C.A: “The Virgil Hill fight, basically I’d have battered him and stopped him. The thing is, I was in the dressing room waiting to come out, and the guy says I’m out in five minutes. He then came back through the door and said they were putting a fight on, and he told me to stay there, with the gloves on, ‘won’t be long.’ The frigging fight went 12 rounds! I just thought, is this guy supposed to be good when he’s doing this to me? And the only people who suffer [when fighters pull tricks like that] are the public, because they could have had some great fights. The public don’t like it. I went to sleep; I just wasn’t interested.”

Q: Who could blame you, getting all pumped up and ready to fight and then having to wait another hour or so!

C.A: “Yeah, I just couldn’t be bothered. I really think that fight should’ve been a draw. I didn’t deserve to take his title, but I didn’t deserve the loss.”

Q: I’m bringing up your bad nights here, but the Graciano Rocchigiani fight, from February of 1991, you got robbed?

C.A: “That was a great fight. I was always told by my trainers that it’s all down to opinion, that you’ve got three people at ringside, and you’ve got 12 rounds to get rid of him [your opponent] and take it out of their hands, because no matter what people think, if them three [judges] think you’ve lost, you’ve got to accept it. And I accepted it. Actually though, the referee, Franz Marti, he put a complaint in to the EBU, saying it was the worst decision he’d seen. I met him later and he told me the same. I took that fight at six days’ notice, it was my first 12 rounder, and I broke my hand in the third round. It taught me a lot about me.”

Q: When you get a split decision loss against you in Germany, plenty of people instantly think you were hard done by….

C.A: “I don’t complain, because I know in that fight, he didn’t beat me. He got the decision, but he didn’t beat me. It’s like Joe Calzaghe’s record, he didn’t beat some fighters he fought but he got the decision over them – Robin Reid, for example. He didn’t beat him; he got the decision. That’s how you have to basically put it. Too much is made of unbeaten records. They pick and choose who they’re gonna fight, and then they wonder why people don’t respect them.”
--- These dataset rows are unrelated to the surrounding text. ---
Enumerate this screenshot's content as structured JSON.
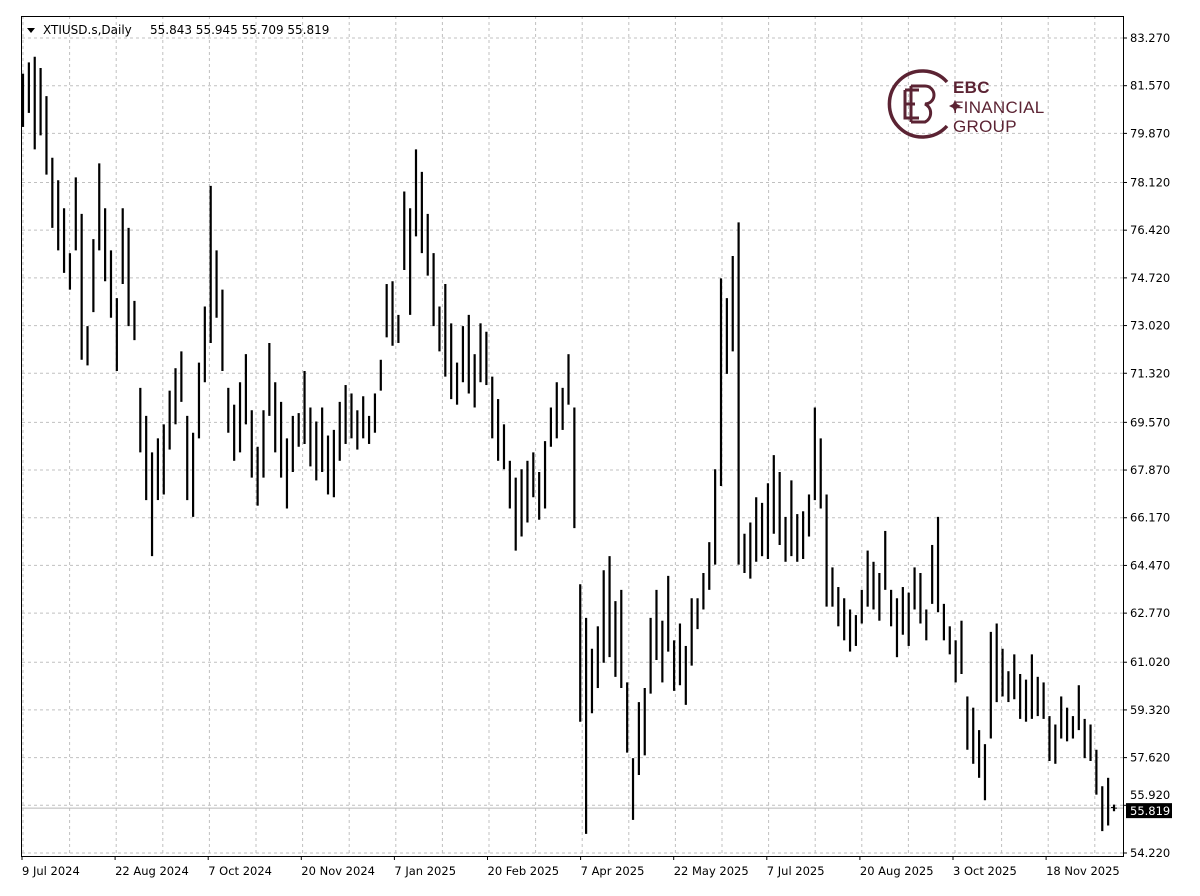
{
  "header": {
    "symbol": "XTIUSD.s,Daily",
    "ohlc": "55.843 55.945 55.709 55.819"
  },
  "logo": {
    "line1": "EBC",
    "line2": "FINANCIAL",
    "line3": "GROUP",
    "color": "#5b2333"
  },
  "chart_data": {
    "type": "ohlc-bar",
    "title": "XTIUSD.s,Daily",
    "last_bar": {
      "open": 55.843,
      "high": 55.945,
      "low": 55.709,
      "close": 55.819
    },
    "current_price": "55.819",
    "ylim": [
      54.22,
      83.27
    ],
    "y_ticks": [
      "83.270",
      "81.570",
      "79.870",
      "78.120",
      "76.420",
      "74.720",
      "73.020",
      "71.320",
      "69.570",
      "67.870",
      "66.170",
      "64.470",
      "62.770",
      "61.020",
      "59.320",
      "57.620",
      "55.920",
      "54.220"
    ],
    "x_ticks": [
      "9 Jul 2024",
      "22 Aug 2024",
      "7 Oct 2024",
      "20 Nov 2024",
      "7 Jan 2025",
      "20 Feb 2025",
      "7 Apr 2025",
      "22 May 2025",
      "7 Jul 2025",
      "20 Aug 2025",
      "3 Oct 2025",
      "18 Nov 2025"
    ],
    "grid": true,
    "bar_color": "#000000",
    "bars_high_low": [
      [
        82.0,
        80.1
      ],
      [
        82.4,
        80.6
      ],
      [
        82.6,
        79.3
      ],
      [
        82.2,
        79.8
      ],
      [
        81.2,
        78.4
      ],
      [
        79.0,
        76.5
      ],
      [
        78.2,
        75.7
      ],
      [
        77.2,
        74.9
      ],
      [
        75.6,
        74.3
      ],
      [
        78.3,
        75.7
      ],
      [
        77.0,
        71.8
      ],
      [
        73.0,
        71.6
      ],
      [
        76.1,
        73.5
      ],
      [
        78.8,
        75.7
      ],
      [
        77.2,
        74.6
      ],
      [
        75.7,
        73.3
      ],
      [
        74.0,
        71.4
      ],
      [
        77.2,
        74.5
      ],
      [
        76.5,
        73.0
      ],
      [
        73.9,
        72.5
      ],
      [
        70.8,
        68.5
      ],
      [
        69.8,
        66.8
      ],
      [
        68.5,
        64.8
      ],
      [
        69.0,
        66.8
      ],
      [
        69.5,
        67.0
      ],
      [
        70.7,
        68.6
      ],
      [
        71.5,
        69.5
      ],
      [
        72.1,
        70.3
      ],
      [
        69.8,
        66.8
      ],
      [
        69.2,
        66.2
      ],
      [
        71.7,
        69.0
      ],
      [
        73.7,
        71.0
      ],
      [
        78.0,
        72.4
      ],
      [
        75.7,
        73.3
      ],
      [
        74.3,
        71.4
      ],
      [
        70.8,
        69.2
      ],
      [
        70.2,
        68.2
      ],
      [
        71.0,
        68.5
      ],
      [
        72.0,
        69.5
      ],
      [
        70.0,
        67.6
      ],
      [
        68.7,
        66.6
      ],
      [
        70.0,
        67.6
      ],
      [
        72.4,
        69.8
      ],
      [
        71.0,
        68.5
      ],
      [
        70.3,
        67.6
      ],
      [
        69.0,
        66.5
      ],
      [
        69.8,
        67.8
      ],
      [
        69.9,
        68.7
      ],
      [
        71.4,
        68.8
      ],
      [
        70.1,
        68.0
      ],
      [
        69.6,
        67.5
      ],
      [
        70.1,
        67.8
      ],
      [
        69.1,
        67.0
      ],
      [
        69.3,
        66.9
      ],
      [
        70.3,
        68.2
      ],
      [
        70.9,
        68.8
      ],
      [
        70.6,
        69.0
      ],
      [
        70.0,
        68.6
      ],
      [
        70.5,
        69.0
      ],
      [
        69.8,
        68.8
      ],
      [
        70.6,
        69.2
      ],
      [
        71.8,
        70.7
      ],
      [
        74.5,
        72.6
      ],
      [
        74.6,
        72.3
      ],
      [
        73.4,
        72.4
      ],
      [
        77.8,
        75.0
      ],
      [
        77.2,
        73.4
      ],
      [
        79.3,
        76.2
      ],
      [
        78.5,
        75.6
      ],
      [
        77.0,
        74.8
      ],
      [
        75.6,
        73.0
      ],
      [
        73.7,
        72.1
      ],
      [
        74.5,
        71.2
      ],
      [
        73.1,
        70.4
      ],
      [
        71.7,
        70.2
      ],
      [
        73.0,
        71.0
      ],
      [
        73.4,
        70.6
      ],
      [
        72.0,
        70.1
      ],
      [
        73.1,
        71.0
      ],
      [
        72.8,
        70.9
      ],
      [
        71.2,
        69.0
      ],
      [
        70.4,
        68.2
      ],
      [
        69.5,
        67.9
      ],
      [
        68.2,
        66.5
      ],
      [
        67.6,
        65.0
      ],
      [
        67.9,
        65.5
      ],
      [
        68.2,
        66.0
      ],
      [
        68.5,
        66.9
      ],
      [
        67.8,
        66.1
      ],
      [
        68.9,
        66.5
      ],
      [
        70.1,
        68.7
      ],
      [
        71.0,
        69.0
      ],
      [
        70.8,
        69.3
      ],
      [
        72.0,
        70.2
      ],
      [
        70.1,
        65.8
      ],
      [
        63.8,
        58.9
      ],
      [
        62.6,
        54.9
      ],
      [
        61.5,
        59.2
      ],
      [
        62.3,
        60.1
      ],
      [
        64.3,
        61.0
      ],
      [
        64.8,
        61.2
      ],
      [
        63.2,
        60.5
      ],
      [
        63.6,
        60.1
      ],
      [
        60.3,
        57.8
      ],
      [
        57.6,
        55.4
      ],
      [
        59.6,
        57.0
      ],
      [
        60.1,
        57.7
      ],
      [
        62.6,
        59.9
      ],
      [
        63.6,
        61.1
      ],
      [
        62.5,
        60.3
      ],
      [
        64.1,
        61.4
      ],
      [
        61.8,
        60.0
      ],
      [
        62.4,
        60.2
      ],
      [
        61.6,
        59.5
      ],
      [
        63.3,
        60.9
      ],
      [
        63.3,
        62.2
      ],
      [
        64.2,
        62.9
      ],
      [
        65.3,
        63.6
      ],
      [
        67.9,
        64.5
      ],
      [
        74.7,
        67.3
      ],
      [
        74.0,
        71.3
      ],
      [
        75.5,
        72.1
      ],
      [
        76.7,
        64.5
      ],
      [
        65.6,
        64.2
      ],
      [
        66.0,
        64.0
      ],
      [
        66.9,
        64.6
      ],
      [
        66.7,
        64.8
      ],
      [
        67.4,
        64.7
      ],
      [
        68.4,
        65.6
      ],
      [
        67.8,
        65.2
      ],
      [
        66.2,
        64.6
      ],
      [
        67.5,
        64.8
      ],
      [
        66.3,
        64.6
      ],
      [
        66.4,
        64.7
      ],
      [
        67.0,
        65.5
      ],
      [
        70.1,
        66.8
      ],
      [
        69.0,
        66.5
      ],
      [
        67.0,
        63.0
      ],
      [
        64.4,
        63.0
      ],
      [
        63.7,
        62.3
      ],
      [
        63.3,
        61.8
      ],
      [
        62.9,
        61.4
      ],
      [
        62.7,
        61.6
      ],
      [
        63.6,
        62.4
      ],
      [
        65.0,
        63.0
      ],
      [
        64.6,
        62.9
      ],
      [
        64.2,
        62.5
      ],
      [
        65.7,
        63.6
      ],
      [
        63.6,
        62.3
      ],
      [
        63.3,
        61.2
      ],
      [
        63.7,
        62.0
      ],
      [
        63.5,
        61.6
      ],
      [
        64.4,
        62.9
      ],
      [
        64.2,
        62.4
      ],
      [
        62.9,
        61.8
      ],
      [
        65.2,
        63.1
      ],
      [
        66.2,
        62.8
      ],
      [
        63.1,
        61.8
      ],
      [
        62.3,
        61.3
      ],
      [
        61.8,
        60.3
      ],
      [
        62.5,
        60.6
      ],
      [
        59.8,
        57.9
      ],
      [
        59.4,
        57.4
      ],
      [
        58.6,
        56.9
      ],
      [
        58.1,
        56.1
      ],
      [
        62.1,
        58.3
      ],
      [
        62.4,
        59.6
      ],
      [
        61.5,
        59.8
      ],
      [
        60.7,
        59.6
      ],
      [
        61.3,
        59.7
      ],
      [
        60.6,
        59.0
      ],
      [
        60.4,
        58.9
      ],
      [
        61.3,
        59.0
      ],
      [
        60.5,
        59.1
      ],
      [
        60.3,
        59.0
      ],
      [
        59.1,
        57.5
      ],
      [
        58.8,
        57.4
      ],
      [
        59.8,
        58.3
      ],
      [
        59.4,
        58.2
      ],
      [
        59.1,
        58.3
      ],
      [
        60.2,
        58.6
      ],
      [
        59.0,
        57.6
      ],
      [
        58.8,
        57.5
      ],
      [
        57.9,
        56.3
      ],
      [
        56.6,
        55.0
      ],
      [
        56.9,
        55.2
      ],
      [
        55.945,
        55.709
      ]
    ]
  }
}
Q: I’ve got to ask you about the Dennis Andries fight. How tough was he? You knocked him down early before he stopped you…

C.A: “I tell you; I had a migraine attack in the dressing room. I had blind spots; it was like a big hole. But I don’t do things like pull out. I’m a fighter. Someone asked me after the Nunn fight why I didn’t stay down? I said, ‘because if I had done, you wouldn’t be speaking to me now.’”

Q: Was there talk of you fighting Thomas Hearns during your career?

C.A: “Three times, and three times he pulled out. I went over to Detroit to do a press conference, but it was just b*****s. But when I looked in his eyes, he was dead. He was a shell of a man. And he was smaller than me. I’d have beaten him, no doubt. He was a legend and it would have been nice to share a ring with him, to end his career for him, but I wouldn’t have wanted to take any credit for it.”

Q: When you look back, do you have any regrets about your career?

C.A: “No. I was thinking about this earlier. All the people I fought; it was because I wanted to fight them. Nobody wanted to fight me. And I can’t make people fight me if they don’t wanna fight me. So I fought the best in my era. I’m glad I knew where I stood. After the Nunn fight, at the press conference, there were a few world champions sat there, Terry Norris, Orlin Norris as well, and a couple of others, and they gave me a standing ovation. [I’m thinking] Now I know I’m a boxer that’s allowed to stand with the elite. The manner of love that was shown to me after the fight, I couldn’t believe it. And I lost the fight (laughs).

“That’s what I tell boxers today – if you fight hard, they’ll like you, you’ll win them over. The Rocchigiani fight, I walked in there to an environment that was very, very hostile. Somebody actually said it was the worst atmosphere he’d ever walked into. But coming out, it was completely different, the atmosphere had really changed. From hate to love.”